Bayram vesilesiyle Antalya'da sıla-i rahimdeyim. Bayramın 3. günü meydana gelen teleferik kazasının olduğu saatte şehirde çocukları gezdiriyordum. Hatta teleferiğe binmeye de niyetimiz vardı ama bizim ufaklık korktuğundan vazgeçmiştik. Kazayı duyar duymaz çocukları eve bırakıp hâdisenin olduğu yere gittim.
Tam anlamıyla can pazarı yaşanıyordu. Teleferik direğinin devrilmesi sonucu bir teleferik kabininin altı çıkmış ve içindeki insanlar yere düşmüştü. İlk aldığımız haber bir vatandaşımızın vefat ettiğine dairdi. 7 yaralı ve diğer kabinlerde mahsur kalanlar vardı. Mahsur kalan 174 kişi, yaklaşık 24 saat süren müthiş kurtarma operasyonuyla burunları kanamadan kurtarıldılar.

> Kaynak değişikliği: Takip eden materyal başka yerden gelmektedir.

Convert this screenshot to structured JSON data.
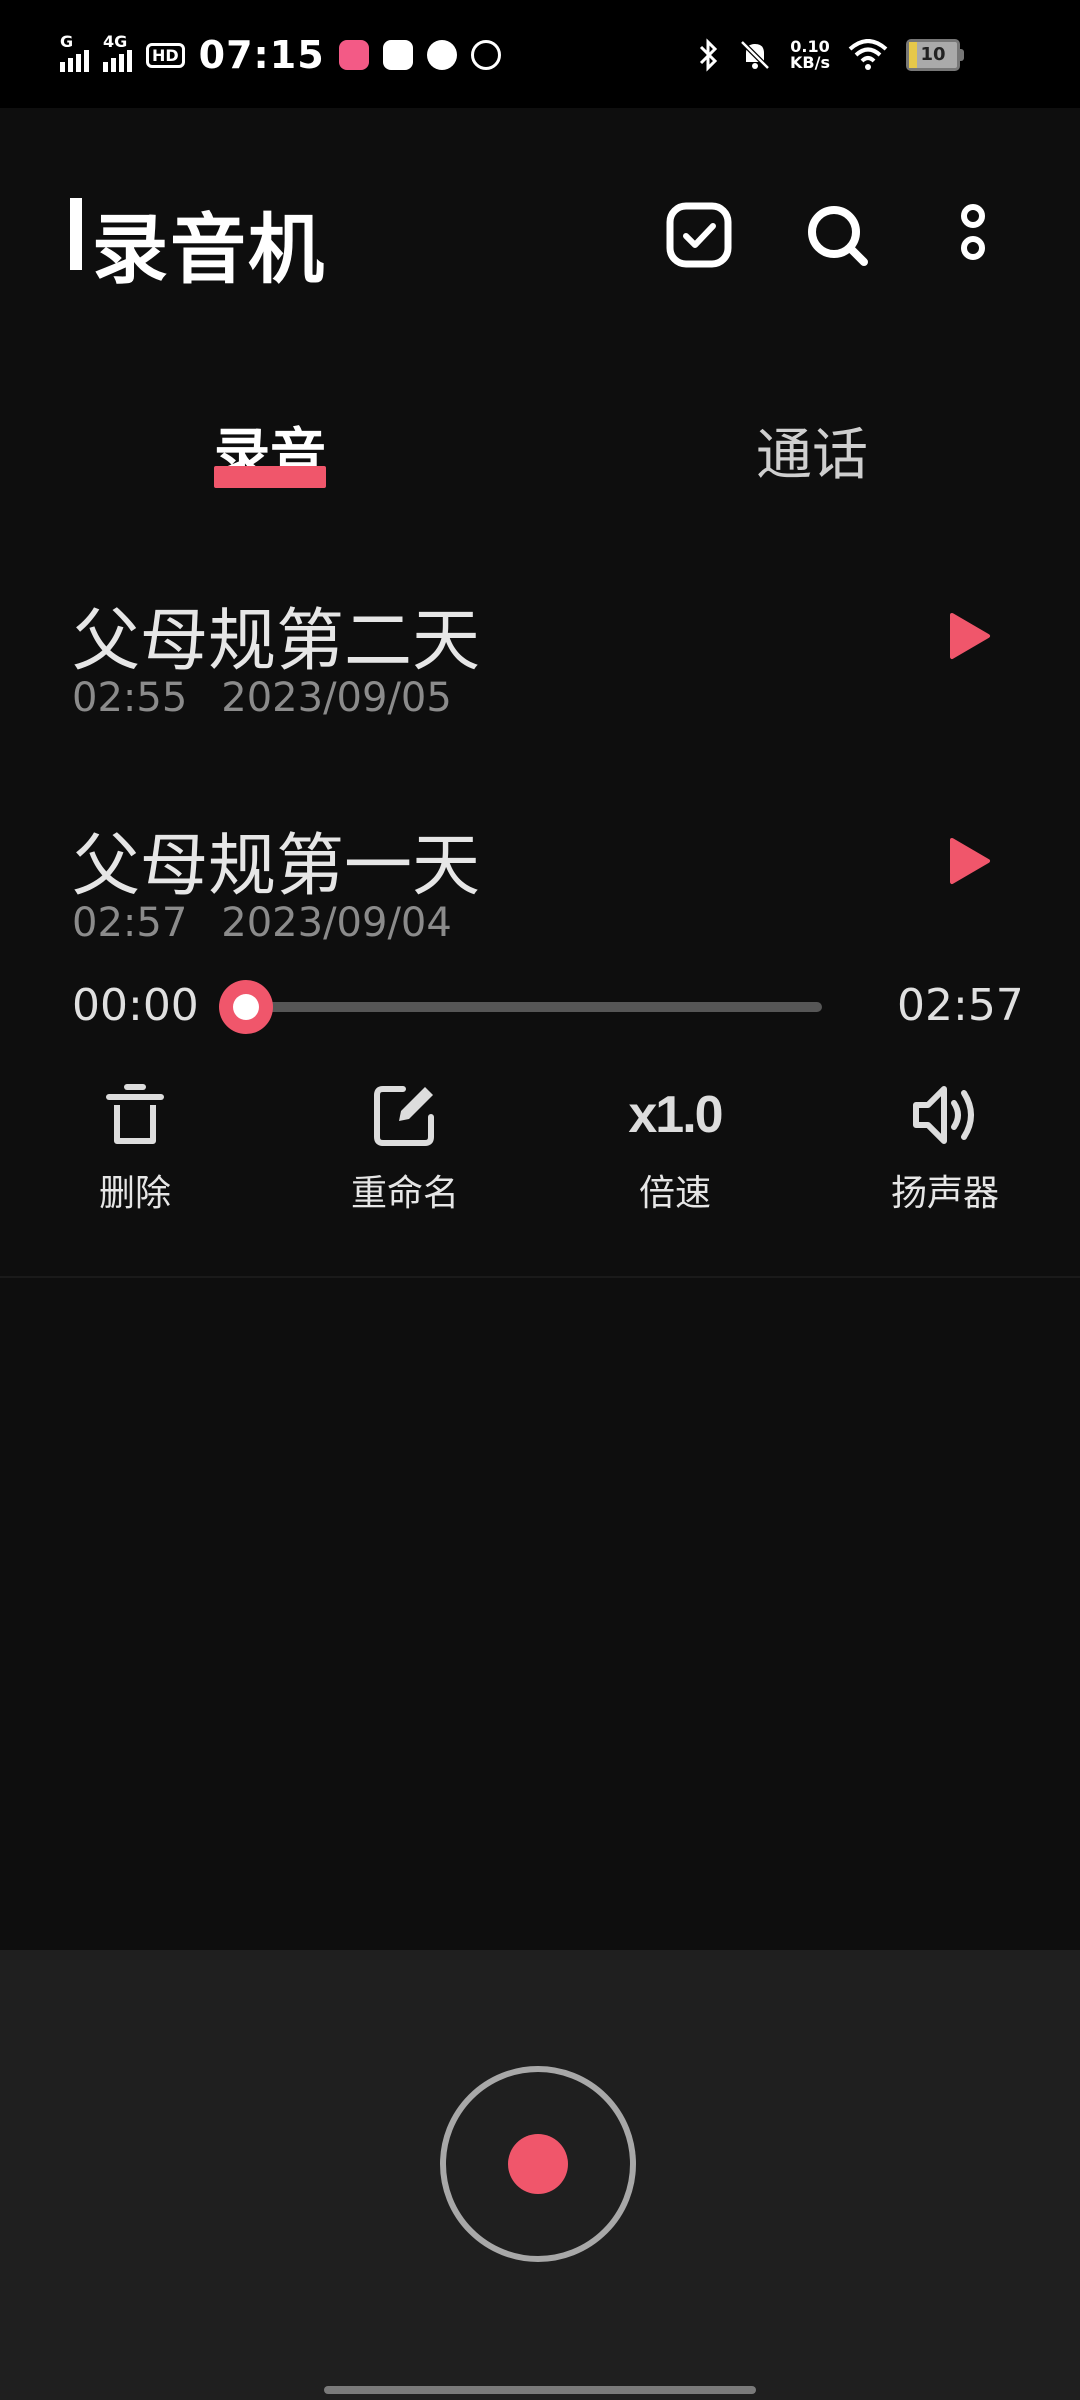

Kolay bir operasyon değildi. Mahsur kalanları havadan tek tek alan kurtarma personeli bir yandan rüzgârla boğuştular diğer yandan teleferik telleriyle. Antalya Valisi Hulusi Şahin ve AFAD Başkanı Okay Memiş'in koordinesindeki kurtarma personeline ne kadar teşekkür etsek az. Çabalarına bizzat şahit oldum.
Seçim dönemi Antalya'da bir süre kalıp Antalyalıların mevcut belediye yönetimine dair şikâyetlerini dinlemiştim. Şikâyetler arasında, direği devrilen teleferiğin bakımsızlığı da vardı. Maalesef yaşanan kaza gösterdi ki vatandaşların Tünektepe Teleferik Tesisi'ne dair şikâyetleri bir kuruntudan ibaret değilmiş.
Kazanın olduğu ilk zamanlarda olay yerinde Antalya Belediye Başkanı Muhittin Böcek'i göremedik. Sadece Sayın Böcek'i değil kurtarma ekiplerini de göremedik. Gördüğümüz şuydu: Muhittin Böcek yönetimindeki Antalya Büyükşehir Belediyesi'nin bu tür bir kazaya karşı hiçbir tedbir ve hazırlığının olmamasıydı.
CHP yönetimi ve medyası suçu üzerlerinden atmak için, 5 yıl önceki seçimi kaybedip belediye başkanlığını Böcek'e bırakan AK Partili Menderes Türel'i suçlayıcı haberler yaymaya çalıştılar. Lâkin bu ahlâksız tavır kendi cenahlarında bile itibar görmedi hatta sosyal medyada "Utanmasalar işi teleferiği ilk icat edene kadar götürecekler" diye alay konusu oldular.
Hâdise çok açık: Tüm sorumluluk Antalya Büyükşehir Belediyesi'nde. Evet insan canı üzerinden günlük politika yapılmaz ama burada ciddi biri durum var. Nihayetinde mevzubahis olan insan canı. Hataları dile getirmek gerek ki tekrarlanmasın. Savcılık soruşturma başlattı. Bilirkişi heyeti ön raporunu da hemen hazırladı. Raporda Antalya Büyükşehir Belediyesi'nin ihmâli görülüyor.
CHP medyasının cevval gazetecileri, program yapımcıları ve spikerleri İstanbul Beşiktaş'ta 29 kişinin ölümüyle sonuçlanan bar yangınında olduğu gibi Antalya'daki kazada da sağıra yattılar. Nemalandıkları belediyelere söz etmek onlar gibi 'bağımsız gazetecilere' yakışmaz!
Sivil asker devlet tam kadro oradaydı. Başta AK Parti Milletvekili Mustafa Köse ve Ak Partili bölge vekilleri de kurtarma çalışmaları bitene kadar olay yerindeydiler. Hadiseyle alakalı hiçbir şey gizli kalmayacaktır, takipçisiyiz!